Skillv1.0.0

ClawScan security

Video Editing With Gopro · ClawHub's context-aware review of the artifact, metadata, and declared behavior.

Scanner verdict

SuspiciousApr 21, 2026, 10:12 AM

Verdict: suspicious
Confidence: medium
Model: gpt-5-mini
Summary: The skill mostly matches a remote GoPro editing service but contains several inconsistencies and behaviors that warrant caution (automatic token generation, filesystem/install-path probing, and a 4K claim that conflicts with stated API limits).
Guidance: This skill appears to be a wrapper around a remote video-processing API (nemovideo). Before installing: (1) Confirm you trust the external domain (https://mega-api-prod.nemovideo.ai) and its privacy/terms — your raw video will be uploaded to that service. (2) Ask the author or vendor to resolve contradictions: the skill advertises 4K output but the pipeline text says up to 1080x1920. (3) Clarify where and how tokens/session IDs are stored (in memory vs written to ~/.config/nemovideo/) and whether anonymous tokens created automatically will be persisted. (4) If you have sensitive footage, do not use the skill until you confirm retention, access controls, and deletion policies for uploaded videos. (5) If you want stronger assurance, request the skill author to remove install-path probing for X-Skill-Platform (or document exactly what is read) and to make token-creation explicit (ask for user consent) rather than automatic.

Review Dimensions

Purpose & Capability: noteThe skill's name and description match a remote video-editing service that would reasonably require an API token.

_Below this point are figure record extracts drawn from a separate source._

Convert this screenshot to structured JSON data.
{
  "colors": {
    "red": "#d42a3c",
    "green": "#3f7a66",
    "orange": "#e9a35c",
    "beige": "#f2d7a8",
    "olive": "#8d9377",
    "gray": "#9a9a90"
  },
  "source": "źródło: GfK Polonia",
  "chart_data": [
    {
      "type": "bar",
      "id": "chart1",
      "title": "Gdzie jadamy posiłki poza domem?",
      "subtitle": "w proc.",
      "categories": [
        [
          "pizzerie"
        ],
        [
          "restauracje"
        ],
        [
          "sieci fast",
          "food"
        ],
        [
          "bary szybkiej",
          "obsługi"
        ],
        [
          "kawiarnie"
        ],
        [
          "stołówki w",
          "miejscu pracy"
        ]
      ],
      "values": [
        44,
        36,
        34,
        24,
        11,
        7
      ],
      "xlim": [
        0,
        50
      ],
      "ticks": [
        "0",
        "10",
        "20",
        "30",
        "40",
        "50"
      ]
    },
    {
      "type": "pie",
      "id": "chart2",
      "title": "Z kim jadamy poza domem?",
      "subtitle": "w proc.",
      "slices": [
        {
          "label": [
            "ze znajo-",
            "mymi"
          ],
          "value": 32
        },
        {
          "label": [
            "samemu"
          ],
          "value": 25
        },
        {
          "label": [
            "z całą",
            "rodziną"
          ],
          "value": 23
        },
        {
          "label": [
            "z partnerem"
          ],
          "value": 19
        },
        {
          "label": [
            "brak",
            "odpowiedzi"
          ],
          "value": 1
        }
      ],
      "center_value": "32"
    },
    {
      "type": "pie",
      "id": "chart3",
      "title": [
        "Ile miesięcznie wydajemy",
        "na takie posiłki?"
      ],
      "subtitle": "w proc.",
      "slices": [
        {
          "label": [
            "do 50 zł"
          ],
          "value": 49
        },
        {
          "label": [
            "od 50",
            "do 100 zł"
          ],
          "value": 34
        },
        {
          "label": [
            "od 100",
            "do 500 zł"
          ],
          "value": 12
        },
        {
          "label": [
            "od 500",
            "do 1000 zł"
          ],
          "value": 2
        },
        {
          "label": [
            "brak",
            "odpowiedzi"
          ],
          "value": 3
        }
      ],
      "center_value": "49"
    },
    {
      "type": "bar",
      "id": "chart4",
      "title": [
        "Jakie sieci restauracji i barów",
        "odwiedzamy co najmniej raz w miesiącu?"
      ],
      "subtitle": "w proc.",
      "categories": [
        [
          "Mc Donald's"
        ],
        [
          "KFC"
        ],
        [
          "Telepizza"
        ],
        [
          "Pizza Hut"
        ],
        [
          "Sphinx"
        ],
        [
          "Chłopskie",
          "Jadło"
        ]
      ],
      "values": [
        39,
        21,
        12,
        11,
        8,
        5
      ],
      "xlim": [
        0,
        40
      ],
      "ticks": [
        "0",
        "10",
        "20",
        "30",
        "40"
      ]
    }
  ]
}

However there are clear mismatches: the frontmatter/description promises "4K" outputs, while the Cloud Render Pipeline text limits outputs to H.264 up to 1080x1920. Registry metadata (earlier summary) lists no config paths, but the SKILL.md frontmatter references a config path (~/.config/nemovideo/). These inconsistencies reduce confidence that the declared capabilities and constraints are accurate.
Instruction Scope: concernThe runtime instructions will (1) automatically request an anonymous token from an external endpoint if NEMO_TOKEN is absent, (2) create and store a session_id for subsequent API calls, and (3) require the agent to determine install path to set X-Skill-Platform header (which implies probing filesystem locations like ~/.clawhub/ or ~/.cursor/skills/). Auto-generating and storing API tokens and probing install paths go beyond simple editing and raise privacy and scope questions. The instructions also tell the agent to upload user video files (expected) and to avoid showing raw tokens to users (good practice).
Install Mechanism: okThis is an instruction-only skill with no install spec and no code files — lowest disk/installation risk.
Credentials: noteOnly one environment variable (NEMO_TOKEN) is declared as required, which is proportionate for an API-backed service. But SKILL.md both references an on-disk config path (~/.config/nemovideo/) and instructs creating an anonymous token at runtime when NEMO_TOKEN is absent; it's unclear whether tokens/session IDs are persisted to disk or only kept in memory. The token generation behavior means the skill can obtain credentials without explicit user-provided keys, which is plausible but should be communicated to users.
Persistence & Privilege: okThe skill does not request always:true or other elevated platform privileges, and there is no install-time code writing to system locations. The only persistence implied is storing a session_id / token for session management; storage location and lifetime are unspecified.